J.-L. Le Quellec traite en détail et avec nuance la question très controversée de l’attitude de Jung à l’égard des Juifs et des nazis. En 1933, lorsqu’Ernst Kretschmer a démissionné de la présidence de la « Société médicale internationale générale de psychothérapie » pour protester contre la mainmise des nazis sur cette société, Jung a accepté de le remplacer et est ainsi devenu le rédacteur en chef du Zentralblatt für Psychotherapie, dont le siège fut alors déplacé de Berlin à Zürich. Jung a tenu des propos ambigus sur les Juifs et pires sur les Noirs (« Quand les primitifs dépassent en nombre les hommes blancs, l’infection raciale devient un problème mental et social sérieux »). Toutefois, il a aidé des Juifs à émigrer aux États-Unis. À partir de 1938, il a été de plus en plus scandalisé par le comportement des nazis, en particulier par ce qu’il a appris de la « Nuit de cristal ». L’année suivante, il démissionne de la présidence de société de psychothérapie. Il écrit : « Hitler est sur le point d’atteindre son apogée, et avec lui la psychose allemande ». Il se met à critiquer vivement le totalitarisme, qu’il considère comme antinomique avec le but de la psychothérapie, qui est d’aider la personne à accomplir sa propre destinée.

Diverses raisons peuvent expliquer l’ambiguïté de Jung à l’égard du Troisième Reich : son goût pour l’irrationnel, la mystique, l’ésotérisme, le rituel, et surtout son désir de réduire la renommée de la psychanalyse de Freud au profit de la sienne. Il écrit que son rival ignorait « les profondeurs prophétiques de l’âme » et, en particulier, « les profondeurs de l’âme germanique, qui sont tout à fait autre chose qu’une poubelle à désirs infantiles impossibles à satisfaire et à ressentiments familiaux non résolus ». Une autre raison est peut-être son agacement d’avoir été traité d’antisémite alors qu’il estimait ne pas l’être. Il écrivait à ce sujet : « Freud m’a déjà accusé d’antisémitisme parce que je me sentais incapable d’approuver son matérialisme sans âme. Avec cette propension à flairer partout l’antisémitisme, les Juifs finissent par susciter réellement l’antisémitisme ».

L’intérêt de cet ouvrage est loin de se limiter à la réfutation de la théorie jungienne des archétypes.

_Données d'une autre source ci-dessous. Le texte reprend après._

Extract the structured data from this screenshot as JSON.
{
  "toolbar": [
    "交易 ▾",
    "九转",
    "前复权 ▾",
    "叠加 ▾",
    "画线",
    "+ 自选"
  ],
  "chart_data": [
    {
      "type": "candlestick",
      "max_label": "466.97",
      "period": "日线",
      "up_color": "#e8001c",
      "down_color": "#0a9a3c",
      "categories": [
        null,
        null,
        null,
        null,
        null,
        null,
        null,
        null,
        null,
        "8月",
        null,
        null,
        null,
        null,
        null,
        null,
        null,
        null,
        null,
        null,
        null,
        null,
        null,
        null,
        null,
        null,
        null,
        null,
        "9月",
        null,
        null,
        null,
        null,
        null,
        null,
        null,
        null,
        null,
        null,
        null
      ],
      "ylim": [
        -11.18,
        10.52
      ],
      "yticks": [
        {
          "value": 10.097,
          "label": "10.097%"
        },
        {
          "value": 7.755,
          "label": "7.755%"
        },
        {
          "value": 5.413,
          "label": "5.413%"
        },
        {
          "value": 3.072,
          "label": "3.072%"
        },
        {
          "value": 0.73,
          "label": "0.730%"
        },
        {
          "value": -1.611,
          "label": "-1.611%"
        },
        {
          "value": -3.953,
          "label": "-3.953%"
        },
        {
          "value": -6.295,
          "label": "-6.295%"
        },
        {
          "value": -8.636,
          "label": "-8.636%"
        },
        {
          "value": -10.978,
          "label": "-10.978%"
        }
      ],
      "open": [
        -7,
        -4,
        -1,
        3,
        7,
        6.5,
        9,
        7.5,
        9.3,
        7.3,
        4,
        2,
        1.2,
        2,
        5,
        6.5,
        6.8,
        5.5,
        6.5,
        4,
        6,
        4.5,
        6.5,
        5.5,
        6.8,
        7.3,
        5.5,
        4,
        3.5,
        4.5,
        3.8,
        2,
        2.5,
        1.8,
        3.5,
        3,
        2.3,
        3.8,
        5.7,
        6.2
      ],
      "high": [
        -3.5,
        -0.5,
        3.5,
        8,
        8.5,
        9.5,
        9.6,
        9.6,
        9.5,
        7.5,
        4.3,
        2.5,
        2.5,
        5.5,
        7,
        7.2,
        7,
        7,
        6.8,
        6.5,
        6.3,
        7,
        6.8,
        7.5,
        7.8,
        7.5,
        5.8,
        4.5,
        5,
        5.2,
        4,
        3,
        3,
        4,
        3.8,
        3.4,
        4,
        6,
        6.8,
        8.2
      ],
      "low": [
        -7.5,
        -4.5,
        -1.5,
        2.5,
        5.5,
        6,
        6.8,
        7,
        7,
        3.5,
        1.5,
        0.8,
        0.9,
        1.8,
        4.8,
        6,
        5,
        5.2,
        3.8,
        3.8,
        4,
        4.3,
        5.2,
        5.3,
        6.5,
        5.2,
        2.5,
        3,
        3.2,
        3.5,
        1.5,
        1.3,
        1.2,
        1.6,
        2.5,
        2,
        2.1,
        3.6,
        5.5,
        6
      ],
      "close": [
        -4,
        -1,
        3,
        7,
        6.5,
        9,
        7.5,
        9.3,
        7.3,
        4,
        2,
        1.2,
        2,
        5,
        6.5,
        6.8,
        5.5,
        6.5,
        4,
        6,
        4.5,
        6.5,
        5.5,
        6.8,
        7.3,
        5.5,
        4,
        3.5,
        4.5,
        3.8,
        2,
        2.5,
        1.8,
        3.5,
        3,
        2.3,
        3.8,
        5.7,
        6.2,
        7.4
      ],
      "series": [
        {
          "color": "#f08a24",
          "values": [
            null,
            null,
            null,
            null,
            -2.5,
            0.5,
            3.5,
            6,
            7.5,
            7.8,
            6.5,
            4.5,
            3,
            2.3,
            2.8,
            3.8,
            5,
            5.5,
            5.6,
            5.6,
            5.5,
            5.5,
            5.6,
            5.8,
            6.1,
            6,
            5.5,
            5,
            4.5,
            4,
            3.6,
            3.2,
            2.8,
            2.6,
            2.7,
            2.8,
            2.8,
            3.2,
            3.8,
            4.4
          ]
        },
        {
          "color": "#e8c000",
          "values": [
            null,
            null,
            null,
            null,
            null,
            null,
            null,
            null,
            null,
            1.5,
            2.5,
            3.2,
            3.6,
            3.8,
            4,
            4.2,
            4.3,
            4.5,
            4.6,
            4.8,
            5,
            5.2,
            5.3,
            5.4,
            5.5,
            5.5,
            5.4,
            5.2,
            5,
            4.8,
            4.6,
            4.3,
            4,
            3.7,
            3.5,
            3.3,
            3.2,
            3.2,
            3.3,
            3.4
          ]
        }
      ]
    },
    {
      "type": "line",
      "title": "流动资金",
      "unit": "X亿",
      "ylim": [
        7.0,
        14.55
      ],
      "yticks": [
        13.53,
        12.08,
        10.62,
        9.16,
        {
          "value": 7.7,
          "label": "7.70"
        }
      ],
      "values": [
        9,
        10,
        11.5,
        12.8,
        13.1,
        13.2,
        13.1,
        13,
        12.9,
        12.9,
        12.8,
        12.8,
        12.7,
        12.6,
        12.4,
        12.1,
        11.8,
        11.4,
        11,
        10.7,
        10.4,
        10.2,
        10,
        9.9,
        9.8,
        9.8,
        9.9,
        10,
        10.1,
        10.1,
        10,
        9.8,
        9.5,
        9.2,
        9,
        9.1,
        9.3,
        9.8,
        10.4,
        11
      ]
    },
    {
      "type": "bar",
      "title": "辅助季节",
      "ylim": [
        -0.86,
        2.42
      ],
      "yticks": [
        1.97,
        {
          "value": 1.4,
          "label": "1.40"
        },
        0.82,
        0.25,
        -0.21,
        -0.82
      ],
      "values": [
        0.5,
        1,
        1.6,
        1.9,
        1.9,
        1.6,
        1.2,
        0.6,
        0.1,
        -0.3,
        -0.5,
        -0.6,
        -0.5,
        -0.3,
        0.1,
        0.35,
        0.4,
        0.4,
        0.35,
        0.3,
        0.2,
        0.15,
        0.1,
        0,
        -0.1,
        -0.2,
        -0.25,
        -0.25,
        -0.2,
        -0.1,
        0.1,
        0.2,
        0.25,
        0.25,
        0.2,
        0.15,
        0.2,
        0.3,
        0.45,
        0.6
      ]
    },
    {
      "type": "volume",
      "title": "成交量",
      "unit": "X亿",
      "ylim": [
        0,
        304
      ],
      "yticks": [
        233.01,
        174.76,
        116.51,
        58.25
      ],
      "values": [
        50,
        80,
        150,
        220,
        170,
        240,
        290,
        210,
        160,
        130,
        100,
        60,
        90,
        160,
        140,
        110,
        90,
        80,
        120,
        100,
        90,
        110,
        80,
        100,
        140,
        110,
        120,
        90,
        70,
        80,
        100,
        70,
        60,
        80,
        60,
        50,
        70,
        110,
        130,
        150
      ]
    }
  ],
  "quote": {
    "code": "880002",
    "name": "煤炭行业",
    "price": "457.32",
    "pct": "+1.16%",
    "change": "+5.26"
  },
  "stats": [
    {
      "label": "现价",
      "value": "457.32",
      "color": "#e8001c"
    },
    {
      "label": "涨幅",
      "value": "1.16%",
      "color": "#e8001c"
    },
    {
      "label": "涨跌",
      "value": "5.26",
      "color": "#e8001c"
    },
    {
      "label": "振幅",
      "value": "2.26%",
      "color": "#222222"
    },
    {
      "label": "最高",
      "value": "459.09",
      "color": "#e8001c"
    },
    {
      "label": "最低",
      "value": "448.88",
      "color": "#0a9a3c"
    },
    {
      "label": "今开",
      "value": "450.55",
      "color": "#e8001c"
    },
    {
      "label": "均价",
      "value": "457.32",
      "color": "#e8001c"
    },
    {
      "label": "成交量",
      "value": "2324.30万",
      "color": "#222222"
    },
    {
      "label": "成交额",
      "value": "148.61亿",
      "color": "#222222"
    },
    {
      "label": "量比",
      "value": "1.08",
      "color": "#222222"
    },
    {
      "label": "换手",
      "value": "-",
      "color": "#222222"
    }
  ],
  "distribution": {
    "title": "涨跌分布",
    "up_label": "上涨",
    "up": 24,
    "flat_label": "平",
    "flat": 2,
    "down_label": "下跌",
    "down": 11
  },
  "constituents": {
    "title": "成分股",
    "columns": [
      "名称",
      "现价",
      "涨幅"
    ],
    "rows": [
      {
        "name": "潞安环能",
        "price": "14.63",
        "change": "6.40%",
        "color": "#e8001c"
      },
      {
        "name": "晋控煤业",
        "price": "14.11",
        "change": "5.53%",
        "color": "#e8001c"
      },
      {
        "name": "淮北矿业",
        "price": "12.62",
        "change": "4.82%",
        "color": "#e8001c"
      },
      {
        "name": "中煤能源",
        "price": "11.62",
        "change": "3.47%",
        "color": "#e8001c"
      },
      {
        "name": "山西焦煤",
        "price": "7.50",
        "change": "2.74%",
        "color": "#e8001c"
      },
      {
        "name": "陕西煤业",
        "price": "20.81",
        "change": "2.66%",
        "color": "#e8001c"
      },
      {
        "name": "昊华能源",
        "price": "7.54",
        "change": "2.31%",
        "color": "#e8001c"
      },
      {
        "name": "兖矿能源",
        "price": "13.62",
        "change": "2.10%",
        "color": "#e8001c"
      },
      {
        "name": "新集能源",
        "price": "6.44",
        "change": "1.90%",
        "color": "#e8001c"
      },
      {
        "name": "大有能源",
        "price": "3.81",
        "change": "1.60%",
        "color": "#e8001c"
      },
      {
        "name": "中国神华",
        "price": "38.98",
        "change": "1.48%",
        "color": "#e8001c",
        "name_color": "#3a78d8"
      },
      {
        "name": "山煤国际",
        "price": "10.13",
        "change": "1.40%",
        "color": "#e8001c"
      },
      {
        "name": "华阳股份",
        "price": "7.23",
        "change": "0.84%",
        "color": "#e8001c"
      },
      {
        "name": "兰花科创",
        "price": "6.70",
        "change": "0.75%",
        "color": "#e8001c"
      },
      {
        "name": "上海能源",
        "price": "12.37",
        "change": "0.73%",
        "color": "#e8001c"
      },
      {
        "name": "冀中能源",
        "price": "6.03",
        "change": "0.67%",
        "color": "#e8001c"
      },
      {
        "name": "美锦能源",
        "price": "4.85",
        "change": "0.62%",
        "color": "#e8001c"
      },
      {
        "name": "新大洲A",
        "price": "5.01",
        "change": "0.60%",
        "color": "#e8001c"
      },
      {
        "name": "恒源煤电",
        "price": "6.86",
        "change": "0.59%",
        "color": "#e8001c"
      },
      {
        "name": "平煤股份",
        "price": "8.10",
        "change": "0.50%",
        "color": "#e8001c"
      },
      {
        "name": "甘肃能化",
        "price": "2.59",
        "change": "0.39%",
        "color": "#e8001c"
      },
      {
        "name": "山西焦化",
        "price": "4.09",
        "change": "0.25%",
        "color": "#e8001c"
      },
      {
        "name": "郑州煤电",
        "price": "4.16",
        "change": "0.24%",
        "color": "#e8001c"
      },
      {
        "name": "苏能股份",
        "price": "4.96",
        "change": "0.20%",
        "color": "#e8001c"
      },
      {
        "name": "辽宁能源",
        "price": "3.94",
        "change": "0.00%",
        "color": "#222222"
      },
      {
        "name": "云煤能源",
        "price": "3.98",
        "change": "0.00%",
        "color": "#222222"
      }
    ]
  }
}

Son intérêt réside tout autant dans de nombreux développements sur l’histoire du concept d’archétype (utilisé déjà par Empédocle et Platon), les contes, le folklore, les différentes conceptions de la mentalité « primitive », la querelle des universaux, l’ésotérisme, le romantisme, les romans de mondes perdus, la cryptomnésie, les rêves des découvreurs, des notions bibliques, etc. Tous ces thèmes sont abordés avec une précision exemplaire. Les citations sont parfaitement référencées. La bibliographie comporte soixante-cinq pages et l’index des auteurs et des matières, trente et une. Admirablement écrit, ce livre présente toutes les qualités d’un travail universitaire de haut niveau. Il constitue un ouvrage marquant dans l’histoire de la déconstruction des pseudosciences.

1 Pour un exposé d’ensemble de la théorie et de la pratique jungiennes, voir H. Ellenberger, A la découverte de l’inconscient. Histoire de la psychiatrie dynamique, chapitre 9 (Éditions Simep, 1974), réédité sous le titre Histoire de la découverte de l’inconscient (Fayard, 1994).

2 Voir dans le n° 294 (janvier 2011) de SPS le compte rendu de ces deux ouvrages par Yann Kindo Des martiens au Sahara - Chroniques d’archéologie romantique et La Dame Blanche et l’Atlantide - Enquête sur un mythe archéologique et une interview de J.-L. Le Quellec, « L’archéologie romantique, une pseudo-archéologie ».

3 La psychologie de l’enfant, PUF, 14e éd., 1966, p. 49s.

4 Cité dans Borch-Jacobsen, M. & Shamdasani, Sonu (2006) Le dossier Freud. Enquête sur l’histoire de la psychanalyse. Les Empêcheurs de penser en rond, p. 234.